Samedi après-midi, Rosa, de la région de Fort Hood et de cette base militaire sur laquelle elle a travaillé avant sa retraite, avait enfilé son plus beau t-shirt portant le nom de « [son] président », Donald Trump, pour assister au premier rassemblement politique de la campagne du populiste en vue de la présidentielle de 2024. C’était à Waco, au Texas.

« Le procureur de New York [Alvin Bragg, actuellement aux trousses du milliardaire pour une histoire de pot-de-vin] fait surtout dans le harcèlement, a-t-elle ajouté. Il sait que Trump a bien fait son travail, qu’il veut recommencer à bien faire son travail, et il ne veut qu’une chose : c’est l’en empêcher. »

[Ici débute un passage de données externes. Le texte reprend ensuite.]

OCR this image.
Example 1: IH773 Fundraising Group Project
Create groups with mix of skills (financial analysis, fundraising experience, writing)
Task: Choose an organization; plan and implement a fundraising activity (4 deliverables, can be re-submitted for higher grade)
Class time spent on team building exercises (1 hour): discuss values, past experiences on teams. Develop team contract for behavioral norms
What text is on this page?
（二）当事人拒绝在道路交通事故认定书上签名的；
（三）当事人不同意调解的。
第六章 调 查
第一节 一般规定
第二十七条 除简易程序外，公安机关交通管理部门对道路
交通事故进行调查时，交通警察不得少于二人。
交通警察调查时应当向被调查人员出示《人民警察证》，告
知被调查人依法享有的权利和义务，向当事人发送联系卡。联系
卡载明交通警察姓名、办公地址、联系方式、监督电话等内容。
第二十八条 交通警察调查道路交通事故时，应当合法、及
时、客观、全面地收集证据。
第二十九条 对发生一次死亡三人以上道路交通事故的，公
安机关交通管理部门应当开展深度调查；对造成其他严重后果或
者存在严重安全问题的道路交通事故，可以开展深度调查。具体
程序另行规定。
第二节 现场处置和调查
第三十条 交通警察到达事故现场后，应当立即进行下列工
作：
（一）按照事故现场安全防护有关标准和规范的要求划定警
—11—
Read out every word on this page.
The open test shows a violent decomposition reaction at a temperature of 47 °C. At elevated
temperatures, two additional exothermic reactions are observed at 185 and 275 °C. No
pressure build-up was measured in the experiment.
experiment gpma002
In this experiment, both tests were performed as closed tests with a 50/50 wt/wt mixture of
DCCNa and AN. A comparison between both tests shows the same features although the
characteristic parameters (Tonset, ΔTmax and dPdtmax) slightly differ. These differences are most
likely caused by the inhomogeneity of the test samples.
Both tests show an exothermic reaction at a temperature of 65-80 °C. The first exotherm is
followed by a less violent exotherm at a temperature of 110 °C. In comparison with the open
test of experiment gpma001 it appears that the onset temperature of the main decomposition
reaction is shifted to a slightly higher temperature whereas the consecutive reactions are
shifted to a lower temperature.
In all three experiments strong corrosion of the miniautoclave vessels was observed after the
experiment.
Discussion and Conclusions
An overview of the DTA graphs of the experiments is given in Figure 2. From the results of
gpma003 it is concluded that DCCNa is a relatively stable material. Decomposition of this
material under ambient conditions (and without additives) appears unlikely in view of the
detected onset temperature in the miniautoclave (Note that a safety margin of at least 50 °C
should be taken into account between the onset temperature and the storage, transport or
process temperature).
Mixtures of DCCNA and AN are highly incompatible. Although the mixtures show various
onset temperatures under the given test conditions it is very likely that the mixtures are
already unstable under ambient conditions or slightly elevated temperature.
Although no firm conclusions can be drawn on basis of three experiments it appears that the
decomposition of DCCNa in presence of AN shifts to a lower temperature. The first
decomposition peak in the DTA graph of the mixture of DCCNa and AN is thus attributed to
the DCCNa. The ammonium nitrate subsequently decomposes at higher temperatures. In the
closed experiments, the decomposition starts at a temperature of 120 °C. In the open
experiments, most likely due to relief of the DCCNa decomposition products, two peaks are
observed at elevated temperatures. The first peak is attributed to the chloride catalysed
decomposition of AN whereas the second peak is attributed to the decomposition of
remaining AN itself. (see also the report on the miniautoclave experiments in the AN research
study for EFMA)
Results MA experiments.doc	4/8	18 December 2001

Photo: Fabien Deglise Le Devoir

Ainsi, 28 mois après le départ dans la colère et la frustration de Donald Trump de la Maison-Blanche, défait par les démocrates après à peine un premier mandat, l’image et la stature du populiste restent inchangées au sein de ses plus fidèles supporteurs. Et ce, malgré les deux procès en destitution, malgré l’attaque du Capitole par ses partisans le 6 janvier 2021 pour faire invalider les résultats du vote, malgré les nombreuses affaires de corruption, de tentative de manipulation des résultats de l’élection de 2020, de vol et l’entreposage illégal de documents classés ultrasecrets pouvant compromettre la sécurité de l’État dans sa résidence privée de Mar-a-Lago.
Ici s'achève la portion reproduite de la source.